The letter of formal notice to Cyprus is part of the European Commission’s July package of infringement decisions.

According to a press release, whereas Cyprus had notified a complete transposition of the AML directive, the European Commission “has identified several instances of incorrect transposition, mainly related to the functioning of the national beneficial ownership register (the register that indicates who actually owns what).

“For instance, Cyprus suspended the application of sanctions in case incorrect information is included, has not communicated any enforcement measures that guarantee the completeness of the register and has not set up yet a beneficial ownership register on companies.”

Brussels noted that anti-money laundering rules are instrumental in the fight against money laundering and terrorism financing.

“Legislative gaps occurring in one member state have an impact on the EU as a whole. In addition, as regards sanctions imposed by the EU following Russia’s invasion of Ukraine, it is imperative that the beneficial owners of sanctioned firms are identified,” read the press release.

“It is of utmost importance that EU rules are implemented and supervised efficiently in order to combat crime, protect our financial system and ensure EU sanctions enforcement. Without a satisfactory response from Cyprus within two months, the Commission may decide to send a reasoned opinion.”

Reasoned opinions are the last step before the Commission could decide to refer a member state to the Court of Justice of the EU over an infringement of EU law or over the incomplete transposition of EU law.

Back in April, the United States and the United Kingdom included a handful of Cypriot nationals and Cyprus-registered companies on a list of ‘enablers’ helping Russian oligarchs skirt sanctions.

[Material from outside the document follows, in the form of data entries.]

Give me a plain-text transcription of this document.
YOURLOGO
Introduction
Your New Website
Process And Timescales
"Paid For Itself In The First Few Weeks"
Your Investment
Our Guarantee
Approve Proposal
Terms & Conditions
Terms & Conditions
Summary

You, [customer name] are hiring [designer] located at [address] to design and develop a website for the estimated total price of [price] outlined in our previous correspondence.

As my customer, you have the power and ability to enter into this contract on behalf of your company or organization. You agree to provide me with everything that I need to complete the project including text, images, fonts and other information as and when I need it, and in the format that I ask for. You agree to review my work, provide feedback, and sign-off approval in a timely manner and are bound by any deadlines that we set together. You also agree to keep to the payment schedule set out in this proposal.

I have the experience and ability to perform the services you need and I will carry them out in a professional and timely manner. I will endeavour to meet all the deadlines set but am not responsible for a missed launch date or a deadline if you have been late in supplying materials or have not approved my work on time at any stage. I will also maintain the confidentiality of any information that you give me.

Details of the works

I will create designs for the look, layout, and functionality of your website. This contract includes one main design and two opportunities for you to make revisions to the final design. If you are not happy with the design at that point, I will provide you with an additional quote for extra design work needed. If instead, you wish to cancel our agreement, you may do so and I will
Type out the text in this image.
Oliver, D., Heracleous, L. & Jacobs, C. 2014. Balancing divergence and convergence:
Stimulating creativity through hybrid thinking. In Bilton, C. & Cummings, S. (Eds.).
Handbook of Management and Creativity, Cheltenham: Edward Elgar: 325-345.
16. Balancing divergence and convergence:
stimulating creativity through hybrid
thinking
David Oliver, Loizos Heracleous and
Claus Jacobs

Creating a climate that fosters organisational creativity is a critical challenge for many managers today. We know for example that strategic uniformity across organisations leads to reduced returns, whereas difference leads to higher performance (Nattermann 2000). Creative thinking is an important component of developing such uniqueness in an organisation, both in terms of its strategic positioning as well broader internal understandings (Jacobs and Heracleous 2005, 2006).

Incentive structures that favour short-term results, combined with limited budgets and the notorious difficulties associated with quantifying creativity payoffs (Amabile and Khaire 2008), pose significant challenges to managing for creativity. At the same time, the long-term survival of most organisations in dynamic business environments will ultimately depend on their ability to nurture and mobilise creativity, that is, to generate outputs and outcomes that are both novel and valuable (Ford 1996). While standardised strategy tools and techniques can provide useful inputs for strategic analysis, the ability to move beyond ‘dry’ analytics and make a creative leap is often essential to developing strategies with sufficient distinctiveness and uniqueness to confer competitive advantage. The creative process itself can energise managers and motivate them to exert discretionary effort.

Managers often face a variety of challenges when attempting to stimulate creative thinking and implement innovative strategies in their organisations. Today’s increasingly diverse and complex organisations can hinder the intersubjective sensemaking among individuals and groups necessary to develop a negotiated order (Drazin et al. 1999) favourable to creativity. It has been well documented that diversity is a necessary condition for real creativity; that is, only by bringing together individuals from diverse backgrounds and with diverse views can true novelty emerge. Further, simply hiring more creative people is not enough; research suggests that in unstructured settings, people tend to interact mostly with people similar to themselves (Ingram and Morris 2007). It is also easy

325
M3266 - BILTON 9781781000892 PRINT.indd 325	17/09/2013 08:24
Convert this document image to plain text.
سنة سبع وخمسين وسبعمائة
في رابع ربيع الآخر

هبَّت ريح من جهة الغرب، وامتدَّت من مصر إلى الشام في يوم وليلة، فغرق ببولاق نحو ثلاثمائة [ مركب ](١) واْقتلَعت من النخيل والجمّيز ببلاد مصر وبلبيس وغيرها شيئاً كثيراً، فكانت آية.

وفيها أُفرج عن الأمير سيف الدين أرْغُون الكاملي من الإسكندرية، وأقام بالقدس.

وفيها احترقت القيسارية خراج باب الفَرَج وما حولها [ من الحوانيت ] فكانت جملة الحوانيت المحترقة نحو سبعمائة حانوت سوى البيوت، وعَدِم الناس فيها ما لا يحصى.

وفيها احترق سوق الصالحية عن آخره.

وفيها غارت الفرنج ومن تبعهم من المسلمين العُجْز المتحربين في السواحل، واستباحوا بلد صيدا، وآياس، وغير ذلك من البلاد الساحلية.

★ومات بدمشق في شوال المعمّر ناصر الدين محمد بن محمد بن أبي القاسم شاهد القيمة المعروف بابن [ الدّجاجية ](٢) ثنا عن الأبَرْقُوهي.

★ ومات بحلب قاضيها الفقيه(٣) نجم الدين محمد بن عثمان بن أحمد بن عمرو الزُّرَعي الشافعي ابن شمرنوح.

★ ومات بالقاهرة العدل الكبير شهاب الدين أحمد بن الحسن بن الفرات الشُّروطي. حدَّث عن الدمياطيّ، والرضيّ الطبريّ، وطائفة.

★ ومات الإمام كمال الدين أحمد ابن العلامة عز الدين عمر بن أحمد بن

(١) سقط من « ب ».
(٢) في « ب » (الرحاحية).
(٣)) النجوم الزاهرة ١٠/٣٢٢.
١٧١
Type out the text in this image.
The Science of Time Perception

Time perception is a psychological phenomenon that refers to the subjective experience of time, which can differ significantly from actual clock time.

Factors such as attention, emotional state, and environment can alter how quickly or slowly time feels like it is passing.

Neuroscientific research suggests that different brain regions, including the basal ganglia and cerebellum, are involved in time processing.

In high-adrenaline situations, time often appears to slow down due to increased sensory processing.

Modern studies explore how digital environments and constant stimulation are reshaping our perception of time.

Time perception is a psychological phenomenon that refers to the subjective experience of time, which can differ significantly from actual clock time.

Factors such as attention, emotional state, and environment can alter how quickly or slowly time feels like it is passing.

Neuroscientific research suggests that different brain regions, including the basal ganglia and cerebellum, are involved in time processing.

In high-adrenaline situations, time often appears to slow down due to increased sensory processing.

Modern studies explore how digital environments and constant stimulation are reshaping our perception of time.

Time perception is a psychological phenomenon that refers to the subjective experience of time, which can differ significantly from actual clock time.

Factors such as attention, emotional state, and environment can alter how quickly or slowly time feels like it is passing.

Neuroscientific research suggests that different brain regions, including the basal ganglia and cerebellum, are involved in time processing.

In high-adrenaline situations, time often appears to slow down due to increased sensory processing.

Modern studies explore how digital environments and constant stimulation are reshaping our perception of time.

The two countries included Cypriot lawyers, businessmen and companies on a list targeting a “sanctions evasion network” supporting Russian billionaires Alisher Usmanov and Roman Abramovich in 20 countries.

The news sent Nicosia scrambling to shore up a tattered reputation, offering assurances that the country was now firmly on the straight and narrow in the wake of the dubious citizenship-for-investment scheme that generated billions by handing Cypriot passports to hundreds of wealthy Russians and others.